Protective product packaging

IBM's corporate environmental requirements for product packaging are included in our environmental packaging guidelines, which were first published in 1990 and have been updated as needed over the years. Key elements of IBM's packaging guidelines have been embedded in various engineering specifications and procurement documents, which extend their reach to include our supply chain and other business partners.

IBM has had a program focused on the environmental attributes of its product packaging since the late 1980s. Under the program, IBM packaging engineers design solutions that minimize toxic substances and packaging waste by specifying nontoxic materials and inks. We keep packaging to a minimum while continuing to provide protection to the product being shipped. We also collaborate with suppliers to use recycled and recyclable materials and promote reuse. The design of rugged products, the efficient use of protective product packaging, and the environmental benefits resulting from improvements in transportation efficiency are addressed and tracked though this program.

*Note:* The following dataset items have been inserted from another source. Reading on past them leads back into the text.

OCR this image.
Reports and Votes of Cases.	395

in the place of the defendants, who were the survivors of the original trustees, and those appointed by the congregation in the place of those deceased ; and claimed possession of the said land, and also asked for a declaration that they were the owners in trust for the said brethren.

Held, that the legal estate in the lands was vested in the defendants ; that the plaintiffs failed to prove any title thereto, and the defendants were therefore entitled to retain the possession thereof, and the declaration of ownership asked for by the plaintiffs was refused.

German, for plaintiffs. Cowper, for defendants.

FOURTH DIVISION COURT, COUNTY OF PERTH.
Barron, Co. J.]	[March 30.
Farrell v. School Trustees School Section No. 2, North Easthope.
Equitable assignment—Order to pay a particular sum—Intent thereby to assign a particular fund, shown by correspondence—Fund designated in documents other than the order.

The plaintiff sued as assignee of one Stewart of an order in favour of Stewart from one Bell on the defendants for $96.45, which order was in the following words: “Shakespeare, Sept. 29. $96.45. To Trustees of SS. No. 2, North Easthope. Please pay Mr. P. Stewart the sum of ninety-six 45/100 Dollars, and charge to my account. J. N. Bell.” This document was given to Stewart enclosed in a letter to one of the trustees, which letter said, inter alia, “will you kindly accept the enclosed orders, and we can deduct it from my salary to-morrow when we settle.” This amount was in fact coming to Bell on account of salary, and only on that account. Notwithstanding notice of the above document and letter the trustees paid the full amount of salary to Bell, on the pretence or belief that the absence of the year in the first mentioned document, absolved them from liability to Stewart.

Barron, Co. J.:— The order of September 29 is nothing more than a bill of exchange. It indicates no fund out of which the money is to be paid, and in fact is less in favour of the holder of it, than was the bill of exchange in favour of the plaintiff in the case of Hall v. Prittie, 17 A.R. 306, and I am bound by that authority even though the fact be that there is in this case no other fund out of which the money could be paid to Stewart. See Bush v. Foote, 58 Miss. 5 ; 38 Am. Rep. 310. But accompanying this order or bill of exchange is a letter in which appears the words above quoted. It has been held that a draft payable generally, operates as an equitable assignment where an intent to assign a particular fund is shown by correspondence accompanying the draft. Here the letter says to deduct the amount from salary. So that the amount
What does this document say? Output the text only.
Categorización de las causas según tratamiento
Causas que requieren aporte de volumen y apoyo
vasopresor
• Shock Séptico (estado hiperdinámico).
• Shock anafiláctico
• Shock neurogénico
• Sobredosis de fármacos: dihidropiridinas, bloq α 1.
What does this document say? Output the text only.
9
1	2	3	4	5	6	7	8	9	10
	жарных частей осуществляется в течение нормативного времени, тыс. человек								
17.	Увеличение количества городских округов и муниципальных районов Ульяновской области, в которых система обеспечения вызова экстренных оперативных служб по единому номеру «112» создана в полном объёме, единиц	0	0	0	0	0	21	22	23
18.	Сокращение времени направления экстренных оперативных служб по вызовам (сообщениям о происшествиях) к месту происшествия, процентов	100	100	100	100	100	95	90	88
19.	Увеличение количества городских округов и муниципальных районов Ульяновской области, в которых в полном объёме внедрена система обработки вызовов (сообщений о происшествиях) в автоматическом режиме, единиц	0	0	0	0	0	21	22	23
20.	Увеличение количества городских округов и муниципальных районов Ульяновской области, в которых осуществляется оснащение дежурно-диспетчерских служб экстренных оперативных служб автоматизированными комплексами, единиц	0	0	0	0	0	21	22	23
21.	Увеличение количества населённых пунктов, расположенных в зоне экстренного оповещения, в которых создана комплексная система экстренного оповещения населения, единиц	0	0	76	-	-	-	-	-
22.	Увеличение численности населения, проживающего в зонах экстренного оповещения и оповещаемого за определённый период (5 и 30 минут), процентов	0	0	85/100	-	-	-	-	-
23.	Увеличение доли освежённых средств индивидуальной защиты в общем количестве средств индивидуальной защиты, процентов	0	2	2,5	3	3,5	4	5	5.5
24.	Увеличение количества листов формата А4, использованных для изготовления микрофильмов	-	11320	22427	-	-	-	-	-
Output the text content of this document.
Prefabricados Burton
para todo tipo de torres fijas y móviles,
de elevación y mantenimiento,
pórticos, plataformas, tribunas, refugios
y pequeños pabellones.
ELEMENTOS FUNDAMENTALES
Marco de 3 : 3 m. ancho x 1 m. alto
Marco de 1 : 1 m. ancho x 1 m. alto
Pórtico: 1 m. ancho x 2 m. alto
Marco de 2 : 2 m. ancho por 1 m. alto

Key elements of IBM's packaging guidelines have also been embedded in various engineering specifications and procurement documents which can be found on IBM's information for suppliers webpage.

IBM's environmental packaging requirements incorporate a list of the most commonly used packaging materials. Each is evaluated on a variety of environmental criteria. When options are available, suppliers are required to choose the material that has the least adverse effect on the environment. The materials listed are based on practical and regulatory experience and customer feedback. Other environmental areas addressed in the packaging requirements include:

All product packaging suppliers that pack/ship products to customers on behalf of IBM worldwide must submit required packaging environmental compliance data to IBM, along with other relevant packaging compliance and performance data, through web-enabled tools. Any suppliers with a non-conformance must submit and implement supplier improvement plans to close out the identified issues within an agreed timeframe. Applying this process to packaging suppliers worldwide ensures ongoing compliance with IBM's environmental product packaging requirements.


Packaging reduction and improvements

In 2014, the global packaging engineering team saved an estimated 101.6 metric tons of packaging materials through the implementation of two significant packaging redesign projects for parts and assemblies shipped from suppliers to IBM fulfillment locations. These projects delivered an annual materials and transportation cost savings estimated at $2 million.

IBM packaging engineers in the United States and China worked in conjunction with several IBM suppliers to reduce the amount of packaging used to ship parts into IBM fulfillment sites. They designed and tested packaging that reduced packaging materials by as much as two-thirds and decreased the packaging size. This also improved space utilization in transit, and lowered the per-unit fossil-fuel consumption and emissions.

IBM also implemented a new packaging material called RESTORE Mushroom Packaging, to protect our large mainframe computers during domestic US shipping. This material is made from mushroom mycelium (roots) combined with agricultural waste (corn stalks). This mixture is placed in a mold and allowed to grow under ambient temperatures. The product is then removed from the mold and heat-treated. IBM attaches these mushroom cushions to a corrugate end cap, which is then placed on the outside of the mainframe for product protection.


Sourcing of paper and paper/wood-based packaging material

IBM established its voluntary environmental goal for the responsible sourcing of paper and paper/wood-based packaging in 2002. It stated that the paper and paper/wood-based packaging directly acquired by IBM should be procured from suppliers that source from sustainably managed forests, where such sources exist.

When this goal was first established, sufficient quantities of sustainably sourced paper and packaging materials were not available to meet our needs. In 2014, after a continued focus on this objective by IBM and our suppliers over the years, 99 percent of the paper and paper/wood-based packaging IBM procured worldwide came from suppliers that warranted that the source was derived from forests managed in an ecologically sound and sustainable manner. This requirement is now incorporated into our standard supplier specification for paper/wood-based packaging.